Personally, I like the in-depth one. It covers the high points that shaped his growing up and making Oski who he is. If it's decided that's still too much of an eyesore for everyone, I'm more than happy to keep it down and let others explore the background I've created through the rps. Like I said, I just need a definite answer here from everyone so I'm not rushing to and fro.

Again, I don't want to be confrontational here. I'm honestly just confused by multiple opinions by different people where I don't know who's in charge on the background, and I feel like I'm not clear on what I'm being asked to fix on the skills since I have all the important abilities there from Basic.
 
Basically, what you did, as far as I can tell from reading, is make every skill he has have him be better than everyone else. the way it's worded makes him sound like you're trying to be a badass ninja guy, which is fine in some cases, but not for a fresh from basic Santo Hei. He has the skills of a veteran, which makes him seem overpowered. wether or not you will play that way is a nother story, but from what i've read, yes, this character does feel a bit overpowered.

Try removing the 'better than' parts, and maybe explain that he is less predictable, or that he uses a unique style, which, while possibly better, does not mean he can beat anybody. Someone with immense skills in another area, such as Brawling (which you mentioned) should still be able to best him, despite his difference in technique. otherwise this is just way too overpowered.
 
EDIT:

Okay, I didn't like the tone I struck with the way that was originally worded. Thanks for pointing out that issue with the phrasing. It's true I made him out to be more experienced than he is. I'm used to writing characters for roleplays that remain relatively static in their abilities, so I give them a position I feel comfortable using throughout. I took a serious pass over his skills and brought down the specialties and flairs that made him just a little too much so. He still has the adage he'd need in Intel Ops, but now with actual space to advance.
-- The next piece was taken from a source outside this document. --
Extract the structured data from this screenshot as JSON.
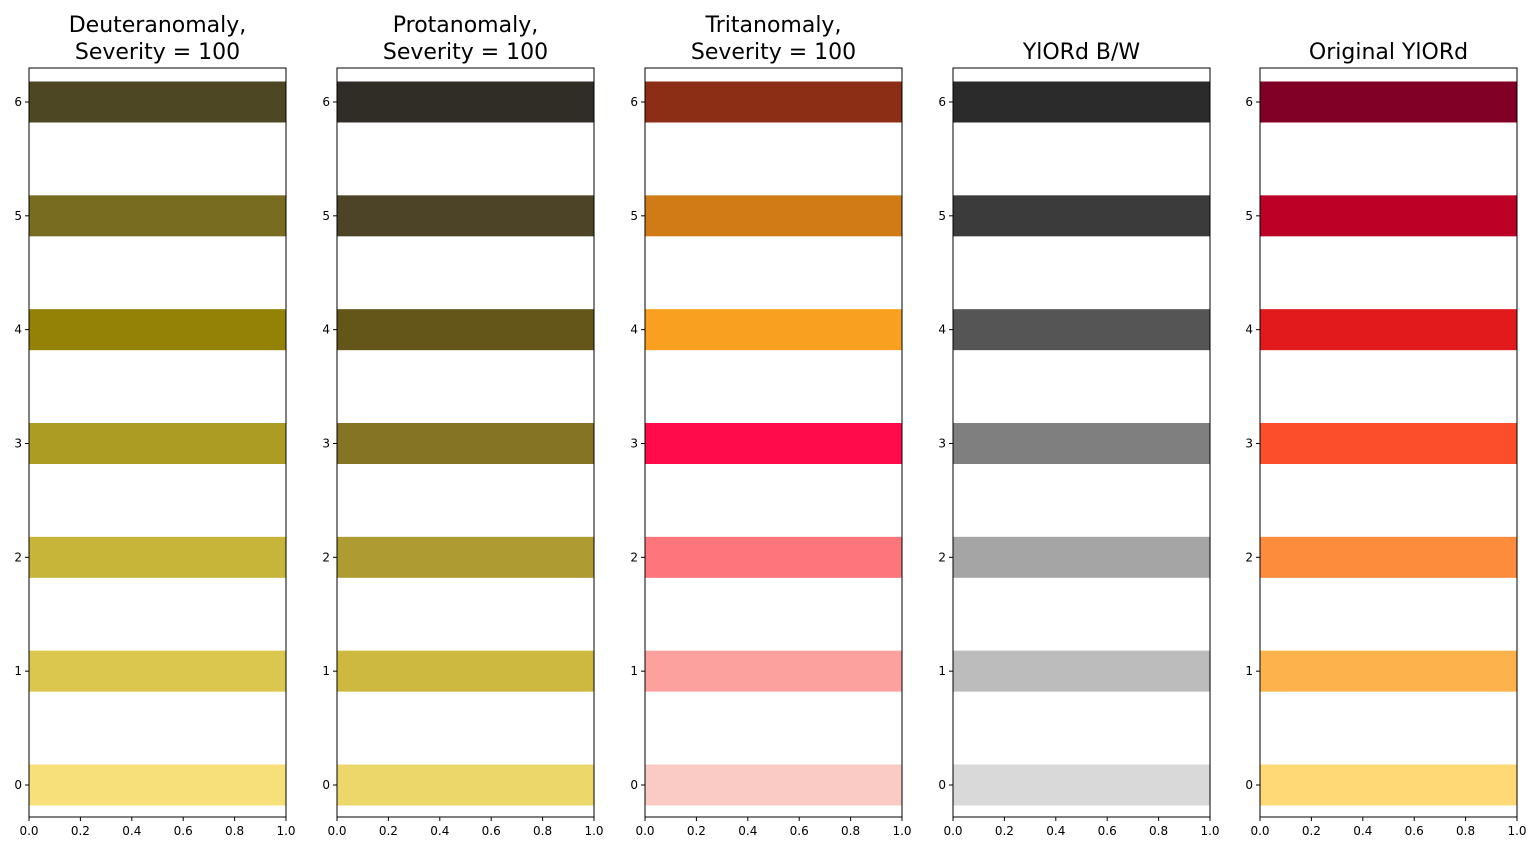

Is this more what you were looking for?
 
No. Dump the language you have in his skills right now, and go with the boilerplate. If you need to be expansive about his skills, use the history.

I apologize again for being a hardass. But because you're a good writer, lesser new players are going to look to a biography like yours and try and use it as a justification for letting them get away with things. That's ultimately what I'm trying to prevent — setting precedent. Once you're a veteran player who's trusted on the site, you get more leeway.
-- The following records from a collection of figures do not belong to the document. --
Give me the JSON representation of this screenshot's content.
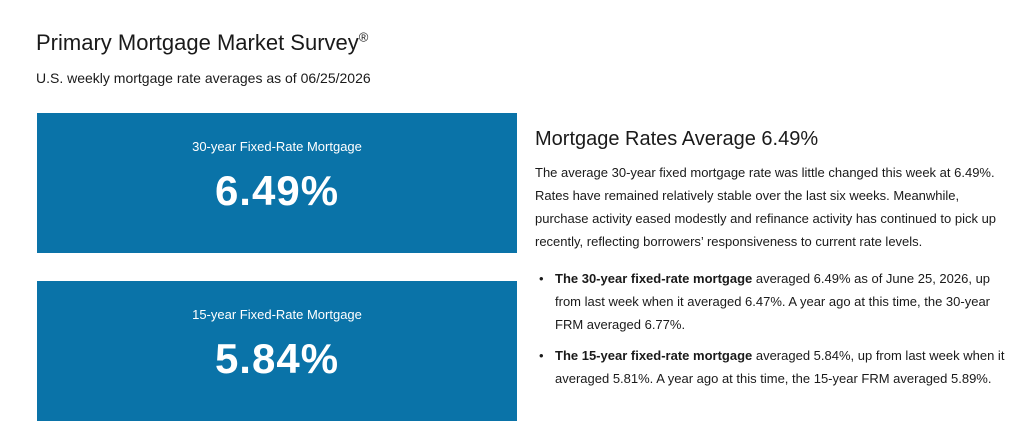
{
  "header": {
    "title": "Primary Mortgage Market Survey",
    "title_mark": "®",
    "subtitle": "U.S. weekly mortgage rate averages as of 06/25/2026"
  },
  "cards": [
    {
      "label": "30-year Fixed-Rate Mortgage",
      "value": "6.49%"
    },
    {
      "label": "15-year Fixed-Rate Mortgage",
      "value": "5.84%"
    }
  ],
  "summary": {
    "heading": "Mortgage Rates Average 6.49%",
    "body": "The average 30-year fixed mortgage rate was little changed this week at 6.49%. Rates have remained relatively stable over the last six weeks. Meanwhile, purchase activity eased modestly and refinance activity has continued to pick up recently, reflecting borrowers’ responsiveness to current rate levels.",
    "bullets": [
      {
        "bold": "The 30-year fixed-rate mortgage",
        "text": " averaged 6.49% as of June 25, 2026, up from last week when it averaged 6.47%. A year ago at this time, the 30-year FRM averaged 6.77%."
      },
      {
        "bold": "The 15-year fixed-rate mortgage",
        "text": " averaged 5.84%, up from last week when it averaged 5.81%. A year ago at this time, the 15-year FRM averaged 5.89%."
      }
    ]
  },
  "colors": {
    "card_background": "#0a73a8",
    "card_text": "#ffffff",
    "text": "#1a1a1a"
  }
}
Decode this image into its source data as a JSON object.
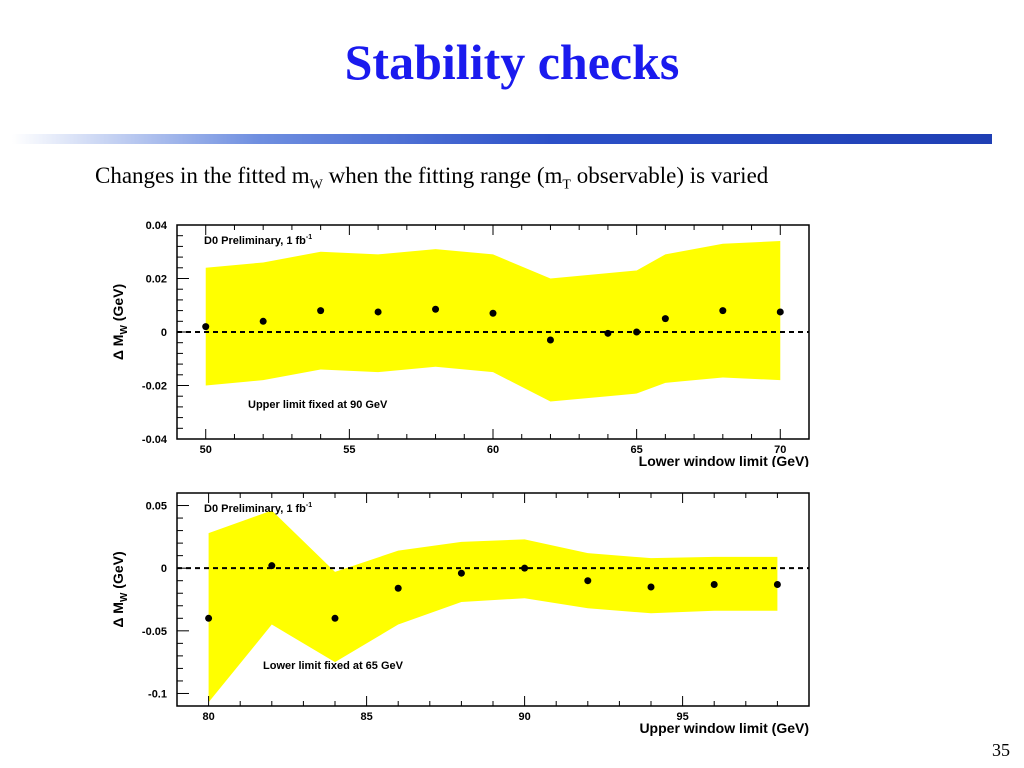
{
  "slide": {
    "title": "Stability checks",
    "subtitle_pre": "Changes in the fitted m",
    "subtitle_sub1": "W",
    "subtitle_mid": " when the fitting range (m",
    "subtitle_sub2": "T",
    "subtitle_post": " observable) is varied",
    "page_number": "35"
  },
  "colors": {
    "title": "#1a1aee",
    "band": "#ffff00",
    "points": "#000000"
  },
  "chart_data": [
    {
      "type": "scatter",
      "label": "D0 Preliminary, 1 fb",
      "label_sup": "-1",
      "note": "Upper limit fixed at 90 GeV",
      "xlabel": "Lower window limit (GeV)",
      "ylabel": "Δ M",
      "ylabel_sub": "W",
      "ylabel_unit": " (GeV)",
      "xlim": [
        49,
        71
      ],
      "ylim": [
        -0.04,
        0.04
      ],
      "xticks": [
        50,
        55,
        60,
        65,
        70
      ],
      "yticks": [
        -0.04,
        -0.02,
        0,
        0.02,
        0.04
      ],
      "ytick_labels": [
        "-0.04",
        "-0.02",
        "0",
        "0.02",
        "0.04"
      ],
      "reference_line": 0,
      "x": [
        50,
        52,
        54,
        56,
        58,
        60,
        62,
        64,
        65,
        66,
        68,
        70
      ],
      "y": [
        0.002,
        0.004,
        0.008,
        0.0075,
        0.0085,
        0.007,
        -0.003,
        -0.0005,
        0.0,
        0.005,
        0.008,
        0.0075
      ],
      "band_x": [
        50,
        52,
        54,
        56,
        58,
        60,
        62,
        64,
        65,
        66,
        68,
        70
      ],
      "band_upper": [
        0.024,
        0.026,
        0.03,
        0.029,
        0.031,
        0.029,
        0.02,
        0.022,
        0.023,
        0.029,
        0.033,
        0.034
      ],
      "band_lower": [
        -0.02,
        -0.018,
        -0.014,
        -0.015,
        -0.013,
        -0.015,
        -0.026,
        -0.024,
        -0.023,
        -0.019,
        -0.017,
        -0.018
      ]
    },
    {
      "type": "scatter",
      "label": "D0 Preliminary, 1 fb",
      "label_sup": "-1",
      "note": "Lower limit fixed at 65 GeV",
      "xlabel": "Upper window limit (GeV)",
      "ylabel": "Δ M",
      "ylabel_sub": "W",
      "ylabel_unit": " (GeV)",
      "xlim": [
        79,
        99
      ],
      "ylim": [
        -0.11,
        0.06
      ],
      "xticks": [
        80,
        85,
        90,
        95
      ],
      "yticks": [
        -0.1,
        -0.05,
        0,
        0.05
      ],
      "ytick_labels": [
        "-0.1",
        "-0.05",
        "0",
        "0.05"
      ],
      "reference_line": 0,
      "x": [
        80,
        82,
        84,
        86,
        88,
        90,
        92,
        94,
        96,
        98
      ],
      "y": [
        -0.04,
        0.002,
        -0.04,
        -0.016,
        -0.004,
        0.0,
        -0.01,
        -0.015,
        -0.013,
        -0.013
      ],
      "band_x": [
        80,
        82,
        84,
        86,
        88,
        90,
        92,
        94,
        96,
        98
      ],
      "band_upper": [
        0.028,
        0.046,
        -0.003,
        0.014,
        0.021,
        0.023,
        0.012,
        0.008,
        0.009,
        0.009
      ],
      "band_lower": [
        -0.107,
        -0.045,
        -0.075,
        -0.045,
        -0.027,
        -0.024,
        -0.032,
        -0.036,
        -0.034,
        -0.034
      ]
    }
  ]
}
Also, break the paragraphs in the history section up some, so they're smaller. For you, I'd say two to three sentences a graf. Then you should be square.
 
My bad on having him put the languages in the Communication skill. If memory serves, that was something he lacked, and I remembered that the boilerplate had it in there so I mentioned it.
 
Character approved! Thank you for being patient with Jake and me.

Consider joining the Eucharis, as the Genei is winding down to close (the GM is entering the military).